El nuevo Código Penal dominicano reconoce que el consentimiento sexual también es indispensable dentro del matrimonio y las uniones consensuales. Pero la aplicación de esta disposición plantea una pregunta inevitable: ¿cómo demostrar ante la Justicia un hecho que, por su propia naturaleza, suele ocurrir en la intimidad y sin testigos?
Santo Domingo, R.D.— Durante décadas, la idea de que el matrimonio o una relación de pareja implicaban una especie de consentimiento sexual permanente formó parte de concepciones sociales difíciles de desmontar. El nuevo Código Penal de la República Dominicana introduce una definición jurídica distinta: la existencia de una relación sentimental no elimina la autonomía corporal ni convierte a ninguno de los integrantes de la pareja en propietario del cuerpo del otro.
La Ley núm. 74-25, que instituye el nuevo Código Penal, contempla en su artículo 136 la actividad sexual no consentida en relación de pareja. La disposición establece penas de 10 a 20 años de prisión mayor y multa de 20 a 30 salarios mínimos del sector público, cuando concurren los supuestos establecidos por la norma.

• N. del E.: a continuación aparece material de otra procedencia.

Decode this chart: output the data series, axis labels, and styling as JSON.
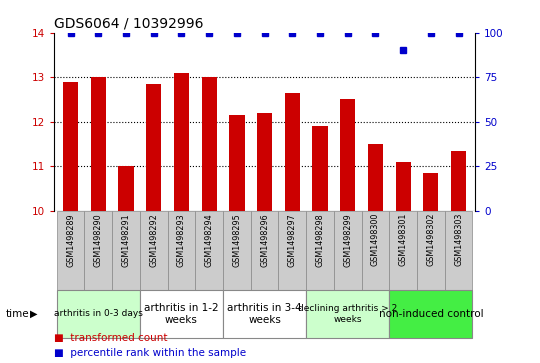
{
  "title": "GDS6064 / 10392996",
  "samples": [
    "GSM1498289",
    "GSM1498290",
    "GSM1498291",
    "GSM1498292",
    "GSM1498293",
    "GSM1498294",
    "GSM1498295",
    "GSM1498296",
    "GSM1498297",
    "GSM1498298",
    "GSM1498299",
    "GSM1498300",
    "GSM1498301",
    "GSM1498302",
    "GSM1498303"
  ],
  "bar_values": [
    12.9,
    13.0,
    11.0,
    12.85,
    13.1,
    13.0,
    12.15,
    12.2,
    12.65,
    11.9,
    12.5,
    11.5,
    11.1,
    10.85,
    11.35
  ],
  "percentile_values": [
    100,
    100,
    100,
    100,
    100,
    100,
    100,
    100,
    100,
    100,
    100,
    100,
    90,
    100,
    100
  ],
  "bar_color": "#cc0000",
  "percentile_color": "#0000cc",
  "ylim_left": [
    10,
    14
  ],
  "ylim_right": [
    0,
    100
  ],
  "yticks_left": [
    10,
    11,
    12,
    13,
    14
  ],
  "yticks_right": [
    0,
    25,
    50,
    75,
    100
  ],
  "groups": [
    {
      "label": "arthritis in 0-3 days",
      "start": 0,
      "end": 3,
      "color": "#ccffcc",
      "fontsize": 6.5,
      "small": true
    },
    {
      "label": "arthritis in 1-2\nweeks",
      "start": 3,
      "end": 6,
      "color": "#ffffff",
      "fontsize": 7.5,
      "small": false
    },
    {
      "label": "arthritis in 3-4\nweeks",
      "start": 6,
      "end": 9,
      "color": "#ffffff",
      "fontsize": 7.5,
      "small": false
    },
    {
      "label": "declining arthritis > 2\nweeks",
      "start": 9,
      "end": 12,
      "color": "#ccffcc",
      "fontsize": 6.5,
      "small": true
    },
    {
      "label": "non-induced control",
      "start": 12,
      "end": 15,
      "color": "#44ee44",
      "fontsize": 7.5,
      "small": false
    }
  ],
  "legend_red_label": "transformed count",
  "legend_blue_label": "percentile rank within the sample",
  "tick_color_left": "#cc0000",
  "tick_color_right": "#0000cc",
  "bar_width": 0.55,
  "sample_box_color": "#cccccc",
  "sample_box_edge": "#888888",
  "title_fontsize": 10,
  "time_label": "time"
}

La disposición comprende situaciones en las que se emplea violencia física, se anula la voluntad o capacidad de resistencia de la víctima mediante narcóticos, sustancias psicotrópicas u otros medios equivalentes. También contempla el caso en que una persona sea obligada a participar en una relación sexual con una o más personas mediante esos mecanismos.
Pero surge una pregunta fundamental: ¿cómo se prueba?
La interrogante no es menor. Una relación sexual entre dos personas suele desarrollarse en un espacio privado, sin cámaras, sin testigos y, en muchos casos, sin dejar huellas físicas visibles. Si además se trata de una pareja que convive bajo el mismo techo, el escenario probatorio puede resultar todavía más complejo.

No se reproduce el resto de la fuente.